The word constable had a bad sound to Miss Hansford. For one to cross her threshold would be a disgrace, no matter what his errand might be. Her resolve to fight over the murderous weapon began to give way before the dreaded law. She must give it up, and very slowly she opened the chest, lifted the articles in it one by one, took up the revolver, examined it carefully, and poor, half-crazed woman that she was, tried to rub off the “P. R.” with her apron.
“They won’t come off,” Seth said, understanding her meaning, “and they are kind-er damagin’, with the other stuff that’s told; but he ain’t guilty. None of us will ever think so. It was a mistake,—manslaughter is the wust they can make of it, if they do anything.”

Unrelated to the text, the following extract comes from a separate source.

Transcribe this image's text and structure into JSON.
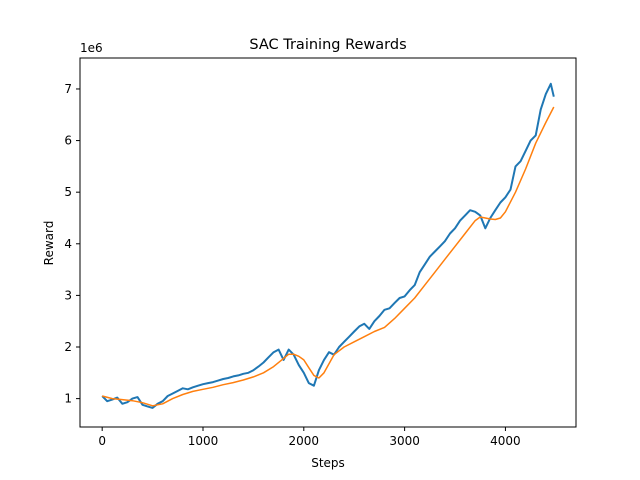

He took the revolver and went down the stairs, while Miss Hansford, not knowing what she was doing, sat down in the middle of the deep chest, with the lid still open and the linen sinking under her weight, until her feet scarcely touched the floor. It was not a very comfortable position, but she did not mind it, and as she could not well rock back and forth, she rocked from side to side, repeating to herself, “At the most, manslaughter!” That meant imprisonment for Paul for a longer or shorter period. Her boy,—her Paul,—whom, until she knew Elithe, she loved better than any one in the world. She couldn’t bear it. God wouldn’t allow it; if he did, she’d——
Here she stopped, appalled at her defiance of her Maker. “Forgive me; I don’t know what I’m saying, nor how I’m to get out of this pesky place,” she moaned, as she sank deeper into the chest. Elithe solved the last difficulty by coming to the rescue and laughing in spite of herself as she saw her aunt’s doubled-up position.
“I don’t see how you can laugh,” she said, as she got upon her feet. “I don’t feel as if I should ever laugh again. Somebody has blabbed. They’ve got the pistol, with his name on it. Nothing will save him now. It’ll be manslaughter, at least, and that means hair shaved off and striped clothes and prison fare for I don’t know how long.”